Advogado do(a) AUTOR: CARMEN CELESTE NACEV JANSEN FERREIRA - SP59241-A
Advogados do(a) REU: APARECIDO INACIO FERRARI DE MEDEIROS - SP97365-A, MOACIR APARECIDO MATHEUS PEREIRA - SP116800-A
- Apelação desprovida.
E M E N T A
EMBARGOS DE DECLARAÇÃO. GRATIFICAÇÃO DE DESEMPENHO DE ATIVIDADE TRIBUTÁRIA (GDAT). LEI 11.457/2007. LEGITIMIDADE PASSIVA DO INSS E DA UNIÃO. APOSENTADOS E PENSIONISTAS. PERCENTUAIS. DIREITO À PERCEPÇÃO IGUAL AO SERVIDORES EM ATIVIDADE. PRECEDENTES DO STF.
1. Não é o caso de sucessão e sim de integração à lide, de modo que tanto a União como o INSS respondem por eventual pagamento em caso de condenação definitiva. Assim, o INSS responde pela obrigação até 30 de abril de 2007, enquanto que a União é responsável a partir de 1º de maio de 2007, conforme dispõem os arts. 8º, 10 e 51, II, da Lei nº 11.457/07.
2. A Medida Provisória nº 1915-1, de julho de 1999, em seu artigo 13, extinguiu a Retribuição Adicional Variável (RAV) dispondo no art. 14 que os integrantes da carreira de Auditoria Fiscal da Previdência Social e da Carreira Fiscalização do Trabalho não faziam jus à percepção da Gratificação de Estímulo à Fiscalização e Arrecadação - GEFA. Por sua vez, o art. 16 dessa medida provisória instituiu a Gratificação de Desempenho de Atividade Tributária (GDAT), devida aos integrantes das carreiras de auditorias fiscais da Receita Federal, da Previdência Social e do Trabalho.

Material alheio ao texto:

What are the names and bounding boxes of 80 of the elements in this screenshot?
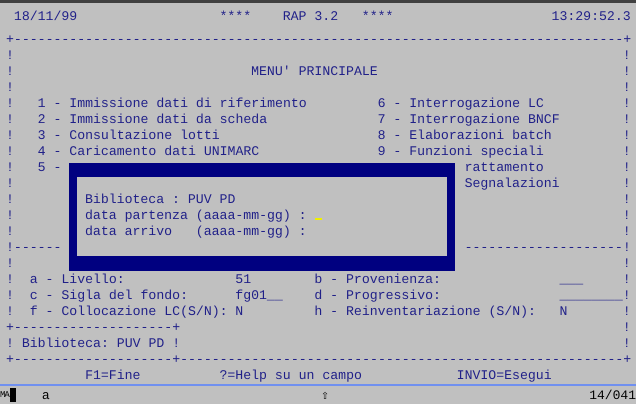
- title-text: ****: [219, 9, 252, 25]
- cursor-position: 14/041: [589, 388, 636, 402]
- library-label: Biblioteca : PUV PD: [85, 192, 236, 208]
- library-label: ! Biblioteca: PUV PD !: [6, 336, 180, 352]
- key-hint: ?=Help su un campo: [219, 368, 362, 384]
- frame-edge: !: [6, 112, 14, 128]
- field-value: 51: [235, 272, 252, 288]
- frame-rule: !------: [6, 240, 62, 256]
- frame-rule: +--------------------+: [6, 320, 180, 336]
- frame-edge: !: [6, 256, 14, 272]
- title-text: ****: [362, 9, 394, 25]
- frame-edge: !: [6, 304, 14, 320]
- frame-edge: !: [6, 288, 14, 304]
- date-label: data partenza (aaaa-mm-gg) :: [85, 208, 307, 224]
- menu-item[interactable]: 5 -: [38, 160, 62, 176]
- menu-item[interactable]: 3 - Consultazione lotti: [38, 128, 220, 144]
- menu-item[interactable]: rattamento: [464, 160, 544, 176]
- field-value: fg01__: [235, 288, 283, 304]
- frame-edge: !: [6, 128, 14, 144]
- menu-item[interactable]: 1 - Immissione dati di riferimento: [38, 96, 306, 112]
- field-label: c - Sigla del fondo:: [30, 288, 188, 304]
- frame-edge: !: [6, 48, 14, 64]
- frame-edge: !: [622, 288, 631, 304]
- frame-edge: !: [622, 320, 631, 336]
- field-value: ________: [559, 288, 623, 304]
- shift-indicator: ⇧: [321, 388, 329, 402]
- menu-item[interactable]: 9 - Funzioni speciali: [378, 144, 544, 160]
- frame-edge: !: [6, 80, 14, 96]
- frame-edge: !: [6, 96, 14, 112]
- frame-edge: !: [622, 192, 631, 208]
- frame-rule: --------------------!: [464, 240, 631, 256]
- field-label: d - Progressivo:: [314, 288, 441, 304]
- input-text: a: [42, 388, 50, 402]
- frame-edge: !: [622, 272, 631, 288]
- menu-item[interactable]: 4 - Caricamento dati UNIMARC: [38, 144, 259, 160]
- frame-edge: !: [6, 160, 14, 176]
- frame-edge: !: [622, 304, 631, 320]
- frame-edge: !: [622, 208, 631, 224]
- field-label: a - Livello:: [30, 272, 125, 288]
- frame-edge: !: [622, 96, 631, 112]
- menu-item[interactable]: 6 - Interrogazione LC: [378, 96, 544, 112]
- menu-item[interactable]: 8 - Elaborazioni batch: [378, 128, 552, 144]
- frame-edge: !: [622, 224, 631, 240]
- field-value: ___: [559, 272, 584, 288]
- frame-edge: !: [6, 144, 14, 160]
- menu-item[interactable]: 2 - Immissione dati da scheda: [38, 112, 267, 128]
- frame-edge: !: [6, 64, 14, 80]
- key-hint: INVIO=Esegui: [456, 368, 552, 384]
- cursor-block-icon: [10, 388, 16, 402]
- frame-edge: !: [6, 224, 14, 240]
- field-value: N: [235, 304, 244, 320]
- field-label: b - Provenienza:: [314, 272, 441, 288]
- frame-edge: !: [6, 192, 14, 208]
- date-text: 18/11/99: [14, 9, 78, 25]
- frame-edge: !: [622, 336, 631, 352]
- mode-indicator: MA: [0, 390, 9, 400]
- field-label: f - Collocazione LC(S/N):: [30, 304, 228, 320]
- time-text: 13:29:52.3: [552, 9, 631, 25]
- menu-title: MENU' PRINCIPALE: [251, 64, 378, 80]
- title-text: RAP 3.2: [282, 9, 338, 25]
- menu-item[interactable]: Segnalazioni: [464, 176, 560, 192]
- field-value: N: [559, 304, 568, 320]
- frame-edge: !: [6, 272, 14, 288]
- frame-edge: !: [6, 208, 14, 224]
- frame-edge: !: [622, 128, 631, 144]
- frame-edge: !: [622, 48, 631, 64]
- frame-rule: +--------------------+--------------------------------------------------------+: [6, 352, 631, 368]
- frame-rule: +-----------------------------------------------------------------------------+: [6, 32, 631, 48]
- frame-edge: !: [622, 256, 631, 272]
- frame-edge: !: [622, 144, 631, 160]
- date-label: data arrivo (aaaa-mm-gg) :: [85, 224, 307, 240]
- key-hint: F1=Fine: [85, 368, 140, 384]
- frame-edge: !: [622, 112, 631, 128]
- frame-edge: !: [622, 64, 631, 80]
- menu-item[interactable]: 7 - Interrogazione BNCF: [378, 112, 560, 128]
- frame-edge: !: [622, 160, 631, 176]
- field-label: h - Reinventariazione (S/N):: [314, 304, 536, 320]
- frame-edge: !: [622, 176, 631, 192]
- frame-edge: !: [622, 80, 631, 96]
- frame-edge: !: [6, 176, 14, 192]
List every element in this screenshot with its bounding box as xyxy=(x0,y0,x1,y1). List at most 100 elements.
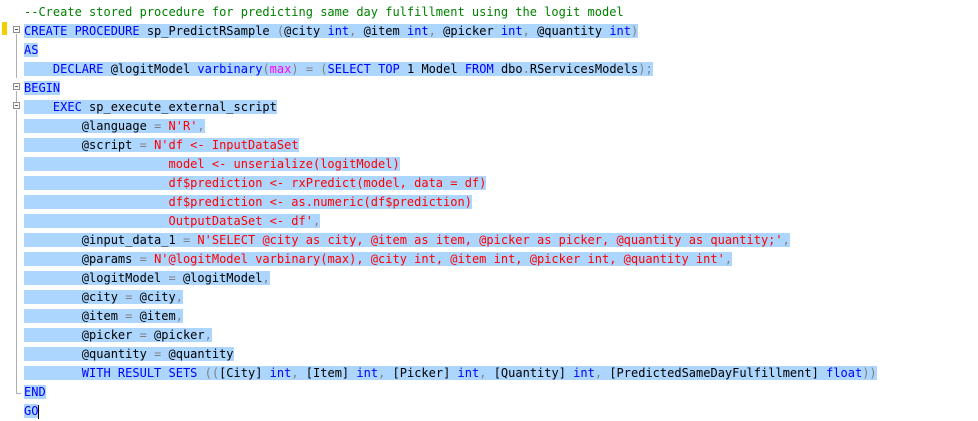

3. Essas disposições feriram a garantia de isonomia trazida no art. 40, § 8º, da Constituição Federal, com a redação dada pela Emenda Constitucional nº 20/1998, que equiparou expressamente os valores percebidos na ativa e os decorrentes da aposentadoria e pensão.
4. Ao excluir a GDAT das aposentadorias e pensões concedidas até 30/07/1999, a isonomia garantida constitucionalmente pelo art. 40, § 8º, da Constituição Federal foi violada, pois a referida gratificação tem natureza de caráter geral, não podendo ser devida apenas aos servidores em atividade, mas também aos inativos e pensionistas.
5. Juros e correção monetária nos termos do item 3.1.1 do acórdão proferido pelo Superior Tribunal de Justiça no REsp nº 1.495.146/MG.
6. Embargos de declaração da APAFISP e da União acolhidos.